Humans generally don’t focus on just one subject every time they post to social media. Thus, neither should your business. Oddly enough, it actually increases your relevance and credibility to comment or post about slightly off-topic but common interests of your “community.” If you’re a restaurant, for example, posting updates about healthy food choices or commenting on articles about eating out with kids can all be extremely relevant, because they’re subjects your audience cares about. Be aware of current events that may interest your followers.

Update frequently. But never just post fluff. Humans mark fluff as spam. Keep it high quality using images, rich snippets, links to sources, authorship credit, and schema markup that will make your posts look amazing.

Problem Targeting

Use social media to target problems or business needs. For example, is your competition beating you up? Do you want to develop a new product customers will love? Need a better way to manage feedback or handle a crisis? It seems less direct than saying, “I want a social media campaign that increases conversions and my bottom line,” but problem targeting can have just as big of an impact.

Consider: you can use social media to research what your competition is doing and what’s working.
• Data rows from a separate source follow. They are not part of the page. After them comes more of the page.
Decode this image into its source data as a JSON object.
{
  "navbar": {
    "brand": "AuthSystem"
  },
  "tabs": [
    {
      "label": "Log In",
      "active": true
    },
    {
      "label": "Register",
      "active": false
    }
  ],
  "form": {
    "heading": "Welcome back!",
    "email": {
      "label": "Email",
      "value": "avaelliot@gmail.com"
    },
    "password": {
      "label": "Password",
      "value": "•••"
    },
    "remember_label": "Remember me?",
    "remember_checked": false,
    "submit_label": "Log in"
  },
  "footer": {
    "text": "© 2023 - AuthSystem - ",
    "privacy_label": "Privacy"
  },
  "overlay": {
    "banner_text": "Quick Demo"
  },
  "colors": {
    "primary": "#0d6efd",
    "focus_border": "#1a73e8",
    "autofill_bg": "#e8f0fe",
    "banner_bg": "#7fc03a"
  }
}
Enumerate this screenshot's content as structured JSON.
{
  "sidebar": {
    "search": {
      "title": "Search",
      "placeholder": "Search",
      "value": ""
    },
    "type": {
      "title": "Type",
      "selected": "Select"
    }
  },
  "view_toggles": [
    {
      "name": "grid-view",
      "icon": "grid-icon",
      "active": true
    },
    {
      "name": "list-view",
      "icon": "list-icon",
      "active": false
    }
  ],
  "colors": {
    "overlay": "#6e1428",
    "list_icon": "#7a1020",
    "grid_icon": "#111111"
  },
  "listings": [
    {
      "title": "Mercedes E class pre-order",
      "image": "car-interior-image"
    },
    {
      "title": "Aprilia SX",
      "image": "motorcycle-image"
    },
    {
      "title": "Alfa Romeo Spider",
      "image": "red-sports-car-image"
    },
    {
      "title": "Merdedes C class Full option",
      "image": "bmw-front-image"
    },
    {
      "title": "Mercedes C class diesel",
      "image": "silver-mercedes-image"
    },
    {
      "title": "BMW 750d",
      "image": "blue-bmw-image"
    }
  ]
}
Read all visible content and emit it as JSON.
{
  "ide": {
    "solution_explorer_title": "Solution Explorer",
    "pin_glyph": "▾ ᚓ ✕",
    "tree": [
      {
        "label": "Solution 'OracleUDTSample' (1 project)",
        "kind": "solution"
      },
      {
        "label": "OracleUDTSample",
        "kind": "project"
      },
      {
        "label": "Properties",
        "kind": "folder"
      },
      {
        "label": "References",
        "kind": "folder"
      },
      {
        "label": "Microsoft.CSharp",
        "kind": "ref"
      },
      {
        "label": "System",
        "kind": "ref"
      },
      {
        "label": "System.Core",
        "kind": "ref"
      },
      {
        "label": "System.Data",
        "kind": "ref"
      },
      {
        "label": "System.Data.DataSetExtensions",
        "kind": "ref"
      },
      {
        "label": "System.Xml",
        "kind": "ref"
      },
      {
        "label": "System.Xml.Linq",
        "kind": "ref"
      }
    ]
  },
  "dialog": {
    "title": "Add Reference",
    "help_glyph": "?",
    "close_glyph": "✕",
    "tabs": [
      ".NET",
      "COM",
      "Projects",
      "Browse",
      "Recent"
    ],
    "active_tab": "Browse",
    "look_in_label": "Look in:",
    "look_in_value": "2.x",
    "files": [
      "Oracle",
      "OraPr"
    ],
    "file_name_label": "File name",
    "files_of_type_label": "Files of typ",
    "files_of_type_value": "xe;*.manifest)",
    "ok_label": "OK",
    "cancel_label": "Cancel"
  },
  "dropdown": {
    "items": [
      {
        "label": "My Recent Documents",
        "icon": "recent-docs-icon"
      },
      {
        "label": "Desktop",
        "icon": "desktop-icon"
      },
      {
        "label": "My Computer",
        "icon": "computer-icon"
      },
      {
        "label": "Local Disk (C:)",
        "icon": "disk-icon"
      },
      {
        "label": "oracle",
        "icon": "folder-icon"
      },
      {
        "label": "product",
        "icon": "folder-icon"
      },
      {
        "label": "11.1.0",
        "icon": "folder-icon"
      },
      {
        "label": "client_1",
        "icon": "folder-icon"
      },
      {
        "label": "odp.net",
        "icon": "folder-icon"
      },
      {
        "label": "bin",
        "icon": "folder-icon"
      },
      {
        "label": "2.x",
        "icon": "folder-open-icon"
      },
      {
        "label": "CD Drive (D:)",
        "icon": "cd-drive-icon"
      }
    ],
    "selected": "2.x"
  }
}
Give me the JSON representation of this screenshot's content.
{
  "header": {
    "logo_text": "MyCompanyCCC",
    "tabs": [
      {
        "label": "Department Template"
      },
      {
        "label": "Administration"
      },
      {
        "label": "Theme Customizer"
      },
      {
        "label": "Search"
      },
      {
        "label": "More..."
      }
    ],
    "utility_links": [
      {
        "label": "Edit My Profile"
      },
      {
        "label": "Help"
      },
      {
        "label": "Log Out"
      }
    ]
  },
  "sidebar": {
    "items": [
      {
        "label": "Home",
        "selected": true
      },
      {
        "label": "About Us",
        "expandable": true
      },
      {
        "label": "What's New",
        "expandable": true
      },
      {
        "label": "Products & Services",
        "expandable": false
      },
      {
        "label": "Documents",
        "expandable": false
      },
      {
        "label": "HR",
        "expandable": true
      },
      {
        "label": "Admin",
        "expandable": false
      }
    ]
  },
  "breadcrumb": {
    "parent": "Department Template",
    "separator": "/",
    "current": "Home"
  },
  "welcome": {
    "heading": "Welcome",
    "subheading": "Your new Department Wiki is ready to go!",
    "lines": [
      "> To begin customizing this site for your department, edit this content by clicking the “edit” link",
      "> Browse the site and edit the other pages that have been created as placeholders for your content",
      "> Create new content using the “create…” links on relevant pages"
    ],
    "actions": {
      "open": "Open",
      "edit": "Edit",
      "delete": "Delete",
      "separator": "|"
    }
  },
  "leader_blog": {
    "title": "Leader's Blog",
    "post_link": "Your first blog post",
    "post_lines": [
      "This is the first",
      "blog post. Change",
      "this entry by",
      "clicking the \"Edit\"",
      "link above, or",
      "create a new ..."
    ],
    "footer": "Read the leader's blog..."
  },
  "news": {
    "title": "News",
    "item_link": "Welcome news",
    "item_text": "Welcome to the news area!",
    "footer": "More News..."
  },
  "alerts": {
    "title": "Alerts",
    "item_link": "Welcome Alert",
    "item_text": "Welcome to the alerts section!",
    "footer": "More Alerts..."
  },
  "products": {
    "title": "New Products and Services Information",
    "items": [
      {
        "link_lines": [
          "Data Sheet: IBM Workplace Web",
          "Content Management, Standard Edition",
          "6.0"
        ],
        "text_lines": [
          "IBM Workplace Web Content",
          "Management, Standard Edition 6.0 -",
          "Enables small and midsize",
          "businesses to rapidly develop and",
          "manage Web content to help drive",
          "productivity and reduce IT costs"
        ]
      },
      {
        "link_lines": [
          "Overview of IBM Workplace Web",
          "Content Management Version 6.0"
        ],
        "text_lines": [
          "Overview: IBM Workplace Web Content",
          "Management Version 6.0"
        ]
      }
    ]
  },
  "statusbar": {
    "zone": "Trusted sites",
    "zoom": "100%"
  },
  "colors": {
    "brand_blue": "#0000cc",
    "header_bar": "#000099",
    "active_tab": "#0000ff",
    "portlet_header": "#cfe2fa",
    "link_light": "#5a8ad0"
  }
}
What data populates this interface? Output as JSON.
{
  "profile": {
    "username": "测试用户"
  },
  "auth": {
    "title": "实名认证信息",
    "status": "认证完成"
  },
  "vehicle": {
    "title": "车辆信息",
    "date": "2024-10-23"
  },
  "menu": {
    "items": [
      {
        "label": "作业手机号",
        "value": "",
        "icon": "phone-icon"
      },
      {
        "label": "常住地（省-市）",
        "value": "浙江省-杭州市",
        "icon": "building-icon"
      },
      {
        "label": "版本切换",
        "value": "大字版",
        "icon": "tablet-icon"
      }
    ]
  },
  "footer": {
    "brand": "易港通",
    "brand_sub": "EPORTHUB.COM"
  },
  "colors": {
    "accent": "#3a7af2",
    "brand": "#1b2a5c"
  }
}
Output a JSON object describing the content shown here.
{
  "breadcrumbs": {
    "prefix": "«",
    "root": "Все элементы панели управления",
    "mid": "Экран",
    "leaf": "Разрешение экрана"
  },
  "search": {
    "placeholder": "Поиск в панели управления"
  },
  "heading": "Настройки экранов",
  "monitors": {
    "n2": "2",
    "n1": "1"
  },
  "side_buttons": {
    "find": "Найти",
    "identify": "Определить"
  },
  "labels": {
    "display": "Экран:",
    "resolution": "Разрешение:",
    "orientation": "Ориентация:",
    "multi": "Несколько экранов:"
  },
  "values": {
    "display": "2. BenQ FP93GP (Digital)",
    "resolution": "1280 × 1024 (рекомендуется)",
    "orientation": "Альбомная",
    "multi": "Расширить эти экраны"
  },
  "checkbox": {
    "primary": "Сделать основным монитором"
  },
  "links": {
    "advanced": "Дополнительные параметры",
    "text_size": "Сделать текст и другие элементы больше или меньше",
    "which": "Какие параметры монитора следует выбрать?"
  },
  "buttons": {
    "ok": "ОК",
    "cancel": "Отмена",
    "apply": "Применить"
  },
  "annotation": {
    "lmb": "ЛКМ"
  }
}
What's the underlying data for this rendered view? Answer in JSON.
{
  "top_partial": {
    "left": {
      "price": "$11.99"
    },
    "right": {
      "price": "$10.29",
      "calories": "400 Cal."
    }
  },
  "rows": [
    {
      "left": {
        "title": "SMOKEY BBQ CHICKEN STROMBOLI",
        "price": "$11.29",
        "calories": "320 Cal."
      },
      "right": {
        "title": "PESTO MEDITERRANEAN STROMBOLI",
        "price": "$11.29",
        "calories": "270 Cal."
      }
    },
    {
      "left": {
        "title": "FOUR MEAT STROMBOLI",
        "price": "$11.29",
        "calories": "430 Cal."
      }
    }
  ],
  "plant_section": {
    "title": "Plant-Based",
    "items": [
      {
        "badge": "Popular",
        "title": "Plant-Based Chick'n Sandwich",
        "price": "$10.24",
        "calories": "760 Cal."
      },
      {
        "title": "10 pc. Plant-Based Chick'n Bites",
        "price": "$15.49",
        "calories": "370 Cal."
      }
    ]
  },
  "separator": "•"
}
You can use Facebook to get feedback from customers. Develop products using customer input. Follow Twitter conversations to monitor and listen to customer complaints. Spend less time and money on crisis management in your office by addressing issues instantly and directly with your customers on social media.

All of it means more money in than out (plus all the perks of a better reputation).



Finally, measure ROI on your social media campaign. It’s hard to measure exposure and credibility, but you can measure your impact indirectly. Just remember, your social media goals could be driving traffic or getting more conversions, but they could also be saving money by handling customer service issues on Twitter instead of over the phone. Get creative.

Also, give it time. Don’t expect big monetary returns right away. However, if your social media strategies don’t seem to be having any impact, you may need to go back to the goal-setting and community-identifying stages.